Trans-auricular vagal nerve stimulation as an innovative approach to pain treatment in sickle cell disease patients hospitalized with acute pain. Free

Sickle cell disease (SCD) pain can lead to frequent hospitalization and reliance on opioid medications. Trans-auricular vagal nerve stimulation (taVNS) is a non-invasive neuromodulation technique that delivers low-level electrical stimulation to the cymba conchae of the ear—a region innervated exclusively by the auricular branch of the vagus nerve (ABVN). Stimulation of the ABVN activates brainstem nuclei such as the nucleus tractus solitarius and locus coeruleus, modulating autonomic tone, suppressing pro-inflammatory cytokines (e.g., IL-6, TNF-α), and engaging descending inhibitory pain pathways. Clinically, taVNS has been used in chronic inflammatory and neurologic disorders such as epilepsy, migraine, depression, rheumatoid arthritis, and systemic lupus erythematosus. Here we describe a pilot clinical trial evaluating the feasibility, tolerability and efficacy of taVNS in SCD patients hospitalized for an acute pain crisis in a pediatric facility.

This controlled, single-blind feasibility study will enroll 20 individuals aged 7-18 years with SCD, intact outer ear anatomy, at least one prior hospitalization for SCD pain crisis, currently hospitalized for a SCD acute pain crisis. Individuals with a diagnosis of chronic pain are included. Each participant serves as their own control, with pain scores, opioid use, and length of stay of the current taVNS-treated admission compared to a previous admission without taVNS occurring within a year. The Sparrow Link taVNS device is applied to the ear via a disposable earpiece on the cymba conchae, for a minimum of 2 hours and maximum of 24 per day throughout the hospitalization. Intensity is titrated between 20–35 units (2.0–3.5 mA equivalent), based on patient-reported sensory feedback and comfort, by a pediatric anesthesiologist. Feasibility is assessed daily through completion rates, patient self-reported stimulation tolerability (using the Wong-Baker FACES Pain Rating Scale and Functional Status Scale [FSS]), and intervention acceptability. Preliminary efficacy endpoints include daily pain assessment via Wong-Baker FACES, FSS, and a Visual Analog Scale, along with daily tracking of analgesic consumption (medications, dosages, bowel movements, and laxative use). Inflammatory biomarkers, including IL-6, MCP-1, and TNF-α, will be analyzed from plasma collected at the start and end of hospitalization, with a minimum of 3 and maximum of 7 days between the first and second sample collections.

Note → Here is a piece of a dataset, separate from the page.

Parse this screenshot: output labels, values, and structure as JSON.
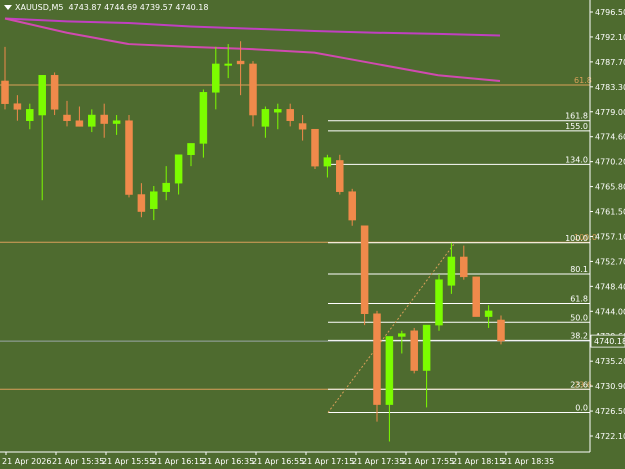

At time of writing, one 18 yo female with HbSS was enrolled and treated for 7 days of an inpatient hospitalization for acute on chronic pain., with pain scores consistently 8-9/10 despite high doses of methadone and IV hydromorphone. TAVNS was initiated on day 14 of hospitalization. Stimulation intensity was titrated from 20 to 35 over the course. Daily wear times ranged from 5.2 hours (Day 1) to 16.7 hours (Day 5). Notable reductions in pain were observed during stimulation: minimum FACES scores were 4 (Day 1), 5 (Days 2–4), 3 (Day 5), 4 (Day 6), and 1 (Day 7). After Day 5, the patient reported mild device-related discomfort attributed to prolonged use, prompting a reduced wear time on Day 6 (8.8 hours). Despite this, analgesic benefit persisted. The patient qualitatively reported feeling more relaxed during stimulation, noting that her chronic lower back discomfort completely resolved and her knees felt “looser” and more flexible. She consistently requested continued use of the device each day, citing noticeable symptom relief. No adverse physiological effects such as bradycardia, skin irritation, or dizziness were observed.

Here we describe a novel use of taVNS to reduce pain in hospitalized patients with SCD. Our first patient tolerated the device well on moderate settings and did not experience any significant adverse effects. Given the first subject's complex pain diagnosis, prolonged hospital stay, and difficulty reducing pain scores on opioids prior to the taVNS device, the reduction in pain scores when the device was in place was considered promising. We anticipate completing enrollment within 6 months. Inflammatory biomarkers will be assessed at the end of the study to prevent batch effects and may be useful in identifying subgroups of patients likely to respond to taVNS. These findings will be crucial in informing subsequent randomized controlled trials of taVNS as a novel approach to pain management in SCD.